Keith Driver, chief technical officer, Titania, says the figures released by the National Cyber Security Centre (NCSC) in its 2020 Annual Review demonstrate the relentless increase in cases whereby a cybersecurity attack has resulted in an incident requiring the UK national response team's attention -with, on average, almost two serious incidents occurring every day across the year.

"On a national scale, the NCSC Active Cyber Defence programme has had incredible results," he points out. "It continues to roll out effective capabilities, like the Suspicious Email Reporting Service [SERS - where you can forward your suspicious email to ' for investigation], which received 2.3million emails in 2020, Protected DNS and Exercise in a Box, as well as a plethora of clear and concise advice notes."

While these initiatives operate nationally on behalf of the British public, the protection of individuals and commercial enterprises requires us all to take action, he adds. "After all, as highlighted in the report, 'Cybersecurity is a team sport' , the NCSC has consistently promoted that the most effective cyber defence starts with basic cyber hygiene. The '10 Steps to cybersecurity' and 'Cyber Essentials' initiatives have been instrumental in helping to make the UK a safer place by providing easy-to-understand and practical advice on cyber policy and specific technical protections."

When followed, the advice for endpoints, the networks they attach to and the people who use them provides a robust defence to the most common attacks, eliminating perhaps 99% of the threat, states Driver. "Basic cyber hygiene is vital to protect against the majority of attacks and it's something that Titania has discussed in depth. That's because it makes it so much harder for an attacker to gain a foothold. Everything from password strength and management, to device and network node configuration [firewalls, for example], is integral to operating a resilient and robust network, and should be considered."

However, this does not need to be a lengthy process, he adds. "Much of basic cyber hygiene assurance can be automated, meaning it doesn't require human intervention to check that device configurations are secure or that policies have not been breached. I believe that this is where the value of technical solutions shines. By providing certainty in understanding that your policies and required configurations are being adhered to, the chances of an attacker being successful are much reduced and resources can be focused elsewhere, preferably on value creation."
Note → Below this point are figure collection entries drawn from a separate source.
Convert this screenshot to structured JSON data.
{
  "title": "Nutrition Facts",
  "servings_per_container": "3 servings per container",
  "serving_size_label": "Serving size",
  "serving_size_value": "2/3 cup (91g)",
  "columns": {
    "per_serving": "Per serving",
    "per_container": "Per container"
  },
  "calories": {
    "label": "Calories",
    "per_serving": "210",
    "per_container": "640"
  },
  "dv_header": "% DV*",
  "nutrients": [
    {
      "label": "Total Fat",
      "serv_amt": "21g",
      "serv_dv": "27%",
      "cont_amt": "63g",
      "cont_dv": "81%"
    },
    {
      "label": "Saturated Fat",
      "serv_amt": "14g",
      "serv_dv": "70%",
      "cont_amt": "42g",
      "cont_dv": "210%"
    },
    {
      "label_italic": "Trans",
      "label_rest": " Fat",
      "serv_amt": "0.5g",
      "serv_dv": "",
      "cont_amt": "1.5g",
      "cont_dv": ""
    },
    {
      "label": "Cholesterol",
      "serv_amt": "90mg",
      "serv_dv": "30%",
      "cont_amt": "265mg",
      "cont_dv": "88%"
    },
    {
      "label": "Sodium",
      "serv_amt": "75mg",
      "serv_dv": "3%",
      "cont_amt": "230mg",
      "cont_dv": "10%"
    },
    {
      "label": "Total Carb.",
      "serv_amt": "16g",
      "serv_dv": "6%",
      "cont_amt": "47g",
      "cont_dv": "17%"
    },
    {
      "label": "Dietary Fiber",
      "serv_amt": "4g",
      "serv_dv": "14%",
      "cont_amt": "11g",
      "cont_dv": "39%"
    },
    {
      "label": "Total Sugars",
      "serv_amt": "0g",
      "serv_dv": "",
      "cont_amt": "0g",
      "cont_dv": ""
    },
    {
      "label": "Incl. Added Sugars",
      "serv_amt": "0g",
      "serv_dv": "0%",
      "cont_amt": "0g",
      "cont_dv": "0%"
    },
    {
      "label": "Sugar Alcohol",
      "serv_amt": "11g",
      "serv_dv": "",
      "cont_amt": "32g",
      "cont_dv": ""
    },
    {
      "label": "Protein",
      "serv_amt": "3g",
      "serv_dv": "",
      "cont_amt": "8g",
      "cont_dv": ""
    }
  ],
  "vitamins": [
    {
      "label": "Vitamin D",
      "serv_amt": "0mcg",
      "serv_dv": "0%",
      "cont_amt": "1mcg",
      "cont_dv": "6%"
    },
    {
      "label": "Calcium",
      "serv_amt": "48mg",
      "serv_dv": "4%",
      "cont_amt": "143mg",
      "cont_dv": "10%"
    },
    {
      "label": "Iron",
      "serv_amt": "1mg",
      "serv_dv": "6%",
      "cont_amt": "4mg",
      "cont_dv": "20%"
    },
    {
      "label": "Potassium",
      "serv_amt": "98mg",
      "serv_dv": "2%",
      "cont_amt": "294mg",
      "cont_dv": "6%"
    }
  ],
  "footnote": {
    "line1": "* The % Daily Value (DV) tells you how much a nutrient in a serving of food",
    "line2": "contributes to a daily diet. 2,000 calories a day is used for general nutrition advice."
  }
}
Since its inception in 2016, the NCSC has done incredible work and continues to defend the UK in an ever-changing threat landscape, he continues. "However, organisations and individuals now need to make the organisation's job as easy as possible by taking responsibility for our networks, devices and actions. This means ensuring that we make it as hard as possible for those that would do us harm and be continually vigilant, checking that this continues to be the case."